Must read more about Piaget, Bruner, Hunt, Kagan and Montessori.




’[Moore, the inventor of the talking typewriter] feels that it is not so much that children lack a long attention span, but that they have difficulty remaining in the sane with respect to an idea or activity. The role of “patient listener” to an idea can quickly lead to boredom and lack of attention, unless other roles can also be assumed such as “active agent”, “judge” or “game player”, etc. An environment which allows many perspectives to be taken is very much in tune with the differentiating, abstracting and integrative activities of the child.’




'Where some people measure progress in answers-righttest or tests-passedyear, we are more interested in “Sistine-Chapel-Ceilings/Lifetime.’




’"Sistine-Chapel-Ceilings are not gotten without healthy application of both dreaming and great skill at painting those dreams. As bystander L. d.Vinci remarked, "Where the spirit does not work with the hand, there is no art”. Papert has pointed out that people will willingly and joyfully spend thousands of hours in order to perfect a sport (such as skiing) that they are involved in. Obviously school and learning have not been made interesting to children, nor has a way made to get immediate enjoyment from practicing intellectual skills generally appeared.

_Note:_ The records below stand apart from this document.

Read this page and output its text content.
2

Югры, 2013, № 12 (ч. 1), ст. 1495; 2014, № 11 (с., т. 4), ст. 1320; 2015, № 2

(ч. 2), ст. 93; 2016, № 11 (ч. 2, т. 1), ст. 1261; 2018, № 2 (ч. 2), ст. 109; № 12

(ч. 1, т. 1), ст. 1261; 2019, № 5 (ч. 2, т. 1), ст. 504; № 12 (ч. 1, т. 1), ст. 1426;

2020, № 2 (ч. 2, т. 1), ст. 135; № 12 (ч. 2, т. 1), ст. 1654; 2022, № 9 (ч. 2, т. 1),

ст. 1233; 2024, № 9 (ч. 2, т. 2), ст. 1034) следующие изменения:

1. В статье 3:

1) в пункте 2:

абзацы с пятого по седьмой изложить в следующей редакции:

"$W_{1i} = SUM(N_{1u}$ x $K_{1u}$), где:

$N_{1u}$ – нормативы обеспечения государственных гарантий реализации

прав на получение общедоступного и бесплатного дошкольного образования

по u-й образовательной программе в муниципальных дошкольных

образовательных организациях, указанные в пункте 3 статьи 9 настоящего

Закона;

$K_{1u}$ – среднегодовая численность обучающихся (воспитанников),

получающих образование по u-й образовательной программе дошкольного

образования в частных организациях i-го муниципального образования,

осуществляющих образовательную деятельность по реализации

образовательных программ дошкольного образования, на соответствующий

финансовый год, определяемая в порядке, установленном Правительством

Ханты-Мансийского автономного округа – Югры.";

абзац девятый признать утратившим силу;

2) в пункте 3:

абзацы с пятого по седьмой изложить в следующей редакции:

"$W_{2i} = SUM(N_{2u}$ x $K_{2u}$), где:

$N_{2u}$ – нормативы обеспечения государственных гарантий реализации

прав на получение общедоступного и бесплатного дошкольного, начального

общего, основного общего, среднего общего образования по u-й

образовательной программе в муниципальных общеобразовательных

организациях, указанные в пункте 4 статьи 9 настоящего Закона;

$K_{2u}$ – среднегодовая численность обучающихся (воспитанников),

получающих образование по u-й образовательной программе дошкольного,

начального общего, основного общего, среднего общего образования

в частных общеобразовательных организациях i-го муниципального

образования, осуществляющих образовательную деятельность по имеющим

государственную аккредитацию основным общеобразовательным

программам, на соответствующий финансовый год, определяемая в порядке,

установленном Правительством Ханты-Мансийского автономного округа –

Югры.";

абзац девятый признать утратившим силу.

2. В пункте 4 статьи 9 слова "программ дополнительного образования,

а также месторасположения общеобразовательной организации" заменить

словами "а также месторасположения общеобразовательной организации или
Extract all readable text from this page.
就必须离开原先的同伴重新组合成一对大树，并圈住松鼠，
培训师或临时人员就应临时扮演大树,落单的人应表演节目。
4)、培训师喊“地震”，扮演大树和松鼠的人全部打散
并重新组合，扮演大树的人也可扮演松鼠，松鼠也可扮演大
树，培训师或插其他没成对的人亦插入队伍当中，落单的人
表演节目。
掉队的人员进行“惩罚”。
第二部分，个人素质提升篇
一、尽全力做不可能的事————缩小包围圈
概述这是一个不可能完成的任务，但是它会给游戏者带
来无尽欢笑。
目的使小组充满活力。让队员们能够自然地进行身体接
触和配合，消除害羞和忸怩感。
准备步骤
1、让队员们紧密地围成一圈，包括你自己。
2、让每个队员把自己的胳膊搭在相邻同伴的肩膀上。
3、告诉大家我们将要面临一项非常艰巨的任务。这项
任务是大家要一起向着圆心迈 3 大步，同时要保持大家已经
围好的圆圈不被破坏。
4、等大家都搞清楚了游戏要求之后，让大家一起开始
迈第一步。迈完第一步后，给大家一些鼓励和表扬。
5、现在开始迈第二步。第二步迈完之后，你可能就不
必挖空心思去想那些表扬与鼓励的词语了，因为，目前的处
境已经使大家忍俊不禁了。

'With Dewey, Piaget and Papert, we believe that children “learn by doing” and that much of the alienation in modern education coms from the great philosophical distance between the kinds of things children can “do” and much of 20-cerntury adult behavior.’




'If we want children to learn any particular area, then it is clearly up to us to provide them with something real and enjoyable to “do” on their way to perfection of both the art and the skill. Painting can frustrating, yet practice is fun because a finished picture is a subgoal which can be accomplished without needing total mastery of the subject.

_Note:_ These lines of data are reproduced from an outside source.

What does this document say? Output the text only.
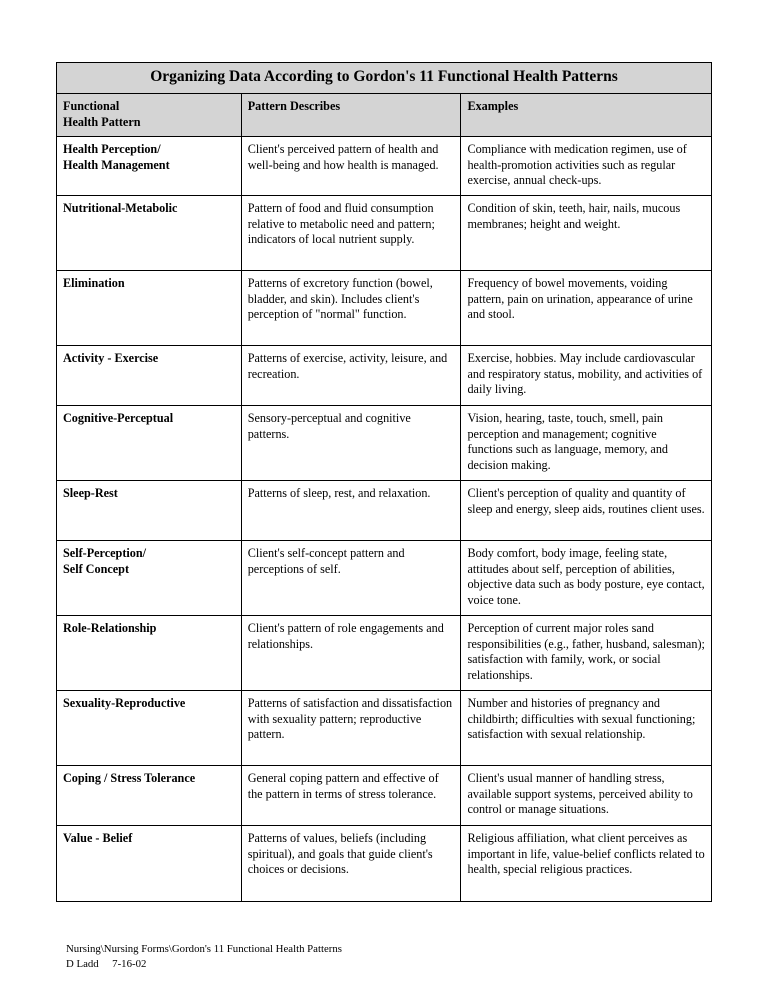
Organizing Data According to Gordon's 11 Functional Health Patterns		
Functional
Health Pattern	Pattern Describes	Examples
Health Perception/
Health Management	Client's perceived pattern of health and well-being and how health is managed.	Compliance with medication regimen, use of health-promotion activities such as regular exercise, annual check-ups.
Nutritional-Metabolic	Pattern of food and fluid consumption relative to metabolic need and pattern; indicators of local nutrient supply.	Condition of skin, teeth, hair, nails, mucous membranes; height and weight.
Elimination	Patterns of excretory function (bowel, bladder, and skin). Includes client's perception of "normal" function.	Frequency of bowel movements, voiding pattern, pain on urination, appearance of urine and stool.
Activity - Exercise	Patterns of exercise, activity, leisure, and recreation.	Exercise, hobbies. May include cardiovascular and respiratory status, mobility, and activities of daily living.
Cognitive-Perceptual	Sensory-perceptual and cognitive patterns.	Vision, hearing, taste, touch, smell, pain perception and management; cognitive functions such as language, memory, and decision making.
Sleep-Rest	Patterns of sleep, rest, and relaxation.	Client's perception of quality and quantity of sleep and energy, sleep aids, routines client uses.
Self-Perception/
Self Concept	Client's self-concept pattern and perceptions of self.	Body comfort, body image, feeling state, attitudes about self, perception of abilities, objective data such as body posture, eye contact, voice tone.
Role-Relationship	Client's pattern of role engagements and relationships.	Perception of current major roles sand responsibilities (e.g., father, husband, salesman); satisfaction with family, work, or social relationships.
Sexuality-Reproductive	Patterns of satisfaction and dissatisfaction with sexuality pattern; reproductive pattern.	Number and histories of pregnancy and childbirth; difficulties with sexual functioning; satisfaction with sexual relationship.
Coping / Stress Tolerance	General coping pattern and effective of the pattern in terms of stress tolerance.	Client's usual manner of handling stress, available support systems, perceived ability to control or manage situations.
Value - Belief	Patterns of values, beliefs (including spiritual), and goals that guide client's choices or decisions.	Religious affiliation, what client perceives as important in life, value-belief conflicts related to health, special religious practices.
Nursing\Nursing Forms\Gordon's 11 Functional Health Patterns
D Ladd     7-16-02
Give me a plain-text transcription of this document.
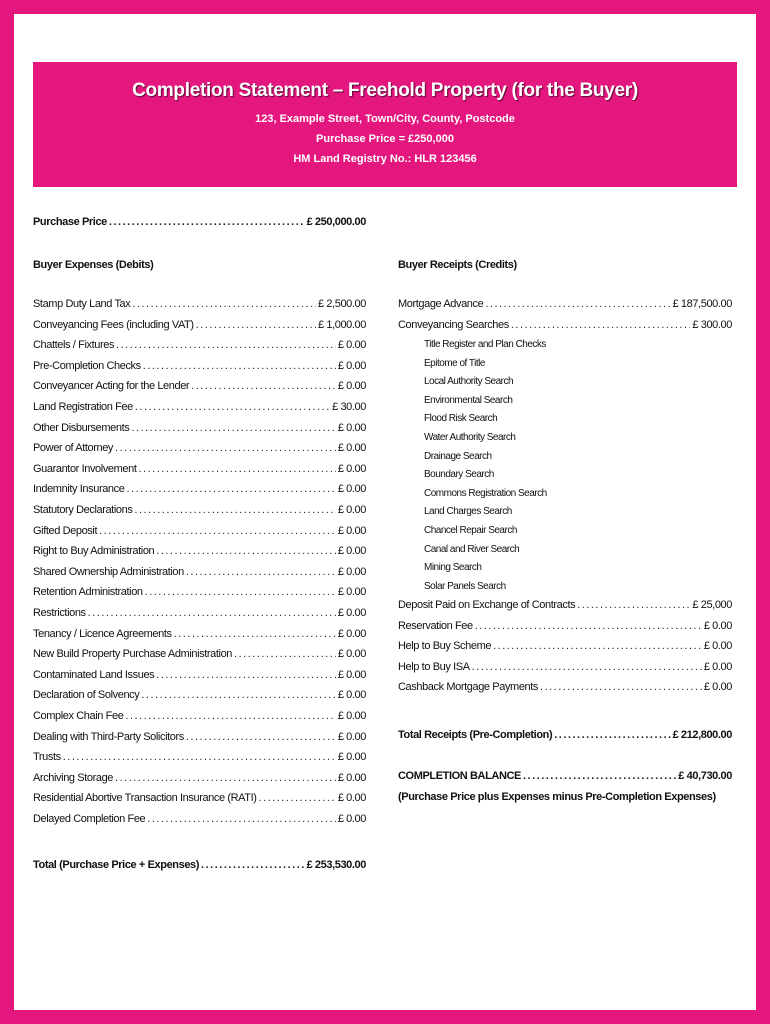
Completion Statement – Freehold Property (for the Buyer)
123, Example Street, Town/City, County, Postcode
Purchase Price = £250,000
HM Land Registry No.: HLR 123456
Purchase Price .....	£ 250,000.00
Buyer Expenses (Debits)	Buyer Receipts (Credits)
Stamp Duty Land Tax .....	£ 2,500.00
Conveyancing Fees (including VAT) .....	£ 1,000.00
Chattels / Fixtures .....	£ 0.00
Pre-Completion Checks .....	£ 0.00
Conveyancer Acting for the Lender .....	£ 0.00
Land Registration Fee .....	£ 30.00
Other Disbursements .....	£ 0.00
Power of Attorney .....	£ 0.00
Guarantor Involvement .....	£ 0.00
Indemnity Insurance .....	£ 0.00
Statutory Declarations .....	£ 0.00
Gifted Deposit .....	£ 0.00
Right to Buy Administration .....	£ 0.00
Shared Ownership Administration .....	£ 0.00
Retention Administration .....	£ 0.00
Restrictions .....	£ 0.00
Tenancy / Licence Agreements .....	£ 0.00
New Build Property Purchase Administration .....	£ 0.00
Contaminated Land Issues .....	£ 0.00
Declaration of Solvency .....	£ 0.00
Complex Chain Fee .....	£ 0.00
Dealing with Third-Party Solicitors .....	£ 0.00
Trusts .....	£ 0.00
Archiving Storage .....	£ 0.00
Residential Abortive Transaction Insurance (RATI) .....	£ 0.00
Delayed Completion Fee .....	£ 0.00
Total (Purchase Price + Expenses) .....	£ 253,530.00
Mortgage Advance .....	£ 187,500.00
Conveyancing Searches .....	£ 300.00
Title Register and Plan Checks
Epitome of Title
Local Authority Search
Environmental Search
Flood Risk Search
Water Authority Search
Drainage Search
Boundary Search
Commons Registration Search
Land Charges Search
Chancel Repair Search
Canal and River Search
Mining Search
Solar Panels Search
Deposit Paid on Exchange of Contracts .....	£ 25,000
Reservation Fee .....	£ 0.00
Help to Buy Scheme .....	£ 0.00
Help to Buy ISA .....	£ 0.00
Cashback Mortgage Payments .....	£ 0.00
Total Receipts (Pre-Completion) .....	£ 212,800.00
COMPLETION BALANCE .....	£ 40,730.00
(Purchase Price plus Expenses minus Pre-Completion Expenses)
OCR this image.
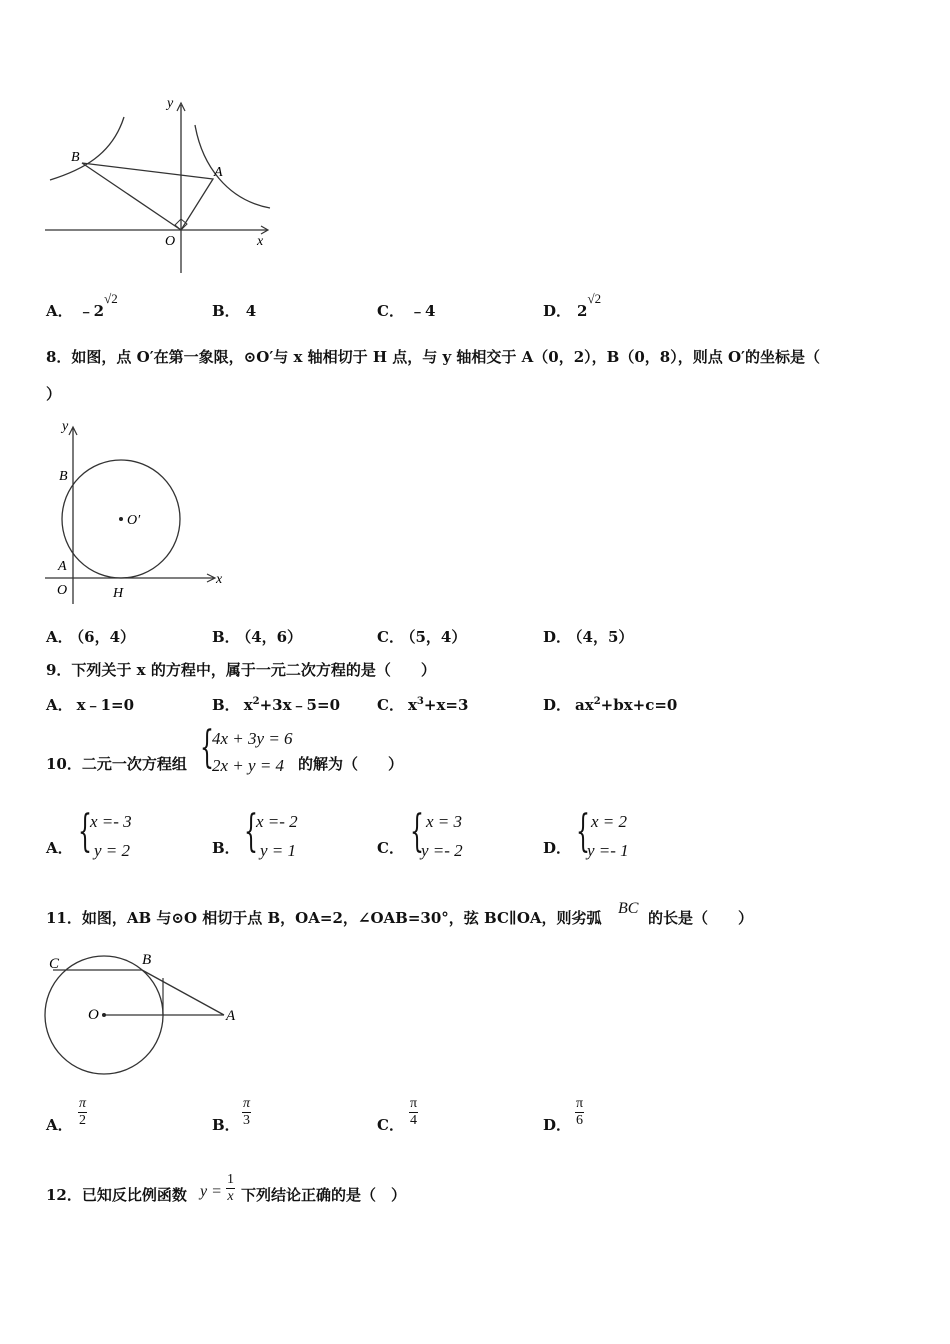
y
x
O
A
B
A． ﹣2√2
B． 4	C． ﹣4	D． 2√2
8．如图，点 O′在第一象限，⊙O′与 x 轴相切于 H 点，与 y 轴相交于 A（0，2），B（0，8），则点 O′的坐标是（
）
y
x
B
A
O	H
O′
A． （6，4）	B． （4，6）	C． （5，4）	D． （4，5）
9．下列关于 x 的方程中，属于一元二次方程的是（　　）
A． x﹣1=0	B． $x^2+3x﹣5=0$ C． $x^3+x=3$	D． $ax^2+bx+c=0$
10．二元一次方程组 {
4x + 3y = 6
2x + y = 4 的解为（　　）
A． {
x =- 3
y = 2	B． {
x =- 2
y = 1	C． { x = 3
y =- 2	D． { x = 2
y =- 1
11．如图，AB 与⊙O 相切于点 B，OA=2，∠OAB=30°，弦 BC∥OA，则劣弧
BC
的长是（　　）
C	B
O	A
A． $\frac{\pi}{2}$	B． $\frac{\pi}{3}$	C． $\frac{\pi}{4}$	D． $\frac{\pi}{6}$
12．已知反比例函数 $y = \frac{1}{x}$ 下列结论正确的是（　）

'Playing musical instruments and gaining musical thinking is unfortunately much further removed. Most modern keyboard and orchestral instruments do not provide subgoals which are satisfying to the child or adult for many months, nor do they really give any insight into what music is or how to “do” it on one’s own. IT is usually much more analogous to “drill and skill” in painting a billboard “by the numbers”, and not even getting to use your own numbers or paint!

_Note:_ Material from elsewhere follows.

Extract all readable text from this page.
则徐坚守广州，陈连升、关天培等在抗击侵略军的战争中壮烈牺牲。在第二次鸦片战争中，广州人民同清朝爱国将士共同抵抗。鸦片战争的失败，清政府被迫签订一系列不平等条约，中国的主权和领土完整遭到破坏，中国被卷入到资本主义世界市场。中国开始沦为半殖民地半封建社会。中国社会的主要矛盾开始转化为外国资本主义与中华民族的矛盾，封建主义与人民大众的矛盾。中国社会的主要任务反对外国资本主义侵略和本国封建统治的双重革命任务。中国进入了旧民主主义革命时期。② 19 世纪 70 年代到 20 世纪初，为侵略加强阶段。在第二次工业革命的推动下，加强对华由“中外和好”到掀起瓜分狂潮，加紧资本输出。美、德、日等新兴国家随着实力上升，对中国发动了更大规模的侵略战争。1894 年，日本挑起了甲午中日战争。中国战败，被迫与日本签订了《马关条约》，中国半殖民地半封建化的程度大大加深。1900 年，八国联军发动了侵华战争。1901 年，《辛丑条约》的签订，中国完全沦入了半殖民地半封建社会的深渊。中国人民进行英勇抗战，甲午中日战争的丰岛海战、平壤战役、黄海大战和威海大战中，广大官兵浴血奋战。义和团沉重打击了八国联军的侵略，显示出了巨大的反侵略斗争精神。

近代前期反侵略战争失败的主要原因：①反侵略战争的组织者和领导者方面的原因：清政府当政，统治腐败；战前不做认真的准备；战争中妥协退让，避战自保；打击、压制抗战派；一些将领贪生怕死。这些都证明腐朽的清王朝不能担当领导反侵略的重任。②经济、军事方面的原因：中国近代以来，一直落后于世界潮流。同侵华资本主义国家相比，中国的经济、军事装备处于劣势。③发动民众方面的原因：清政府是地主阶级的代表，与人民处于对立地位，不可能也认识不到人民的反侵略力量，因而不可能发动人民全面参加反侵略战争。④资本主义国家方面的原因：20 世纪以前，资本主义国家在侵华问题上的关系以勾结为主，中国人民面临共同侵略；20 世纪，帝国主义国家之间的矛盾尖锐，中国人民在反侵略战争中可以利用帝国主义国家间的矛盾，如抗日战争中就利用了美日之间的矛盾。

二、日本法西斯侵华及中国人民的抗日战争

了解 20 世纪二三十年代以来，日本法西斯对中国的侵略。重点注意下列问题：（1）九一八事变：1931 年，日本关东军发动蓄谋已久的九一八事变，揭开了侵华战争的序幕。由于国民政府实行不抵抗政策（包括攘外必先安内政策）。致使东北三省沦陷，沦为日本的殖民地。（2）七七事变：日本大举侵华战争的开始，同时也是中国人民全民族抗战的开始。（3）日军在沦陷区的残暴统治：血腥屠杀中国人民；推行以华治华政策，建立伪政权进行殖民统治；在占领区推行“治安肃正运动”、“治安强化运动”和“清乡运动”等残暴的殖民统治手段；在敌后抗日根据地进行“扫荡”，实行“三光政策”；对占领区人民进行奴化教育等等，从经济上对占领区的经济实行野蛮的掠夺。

'The study of arithmetic and mathematics is, in general, an even worse situation. What can a child “do” with multiplication. The usual answer is work problems in the math book! A typical establishment reaction to this is that “Some things just have to be learned by drill”. (Fortunately kids don’t have to learn their native tongue under these circumstances.) Papert’s kids need to use multiplication to make the size of their computer-drawn animations change. They have something to “do” with it.’




'Two of Piaget’s fundamental notions are attractive from a computer scientist’s point of view.


The first is that knowledge, particularly in the young child, is retained as a series of operation models, each of which is somewhat ad hoc and need not be logically consistent with the others. (They are essentially algorithms and strategies rather than logical axioms, predicates and theorems.)


'The second notion is that development proceeds in a sequence of stages (which seems to be independent of cultural environment), each one building on the past, yet showing dramatic differences in the ability to apprehend, generalize and predict casual relations. Although the age at which a stage is attained may vary from child to child, the apparent dependency of a stage on previous stages seem to be invariant. Another point which will be important later on is that language does not seem the mistress of thought but rather the handmaiden, in that there is considerable evidence by Piaget and others that such thinking is nonverbal and iconic.’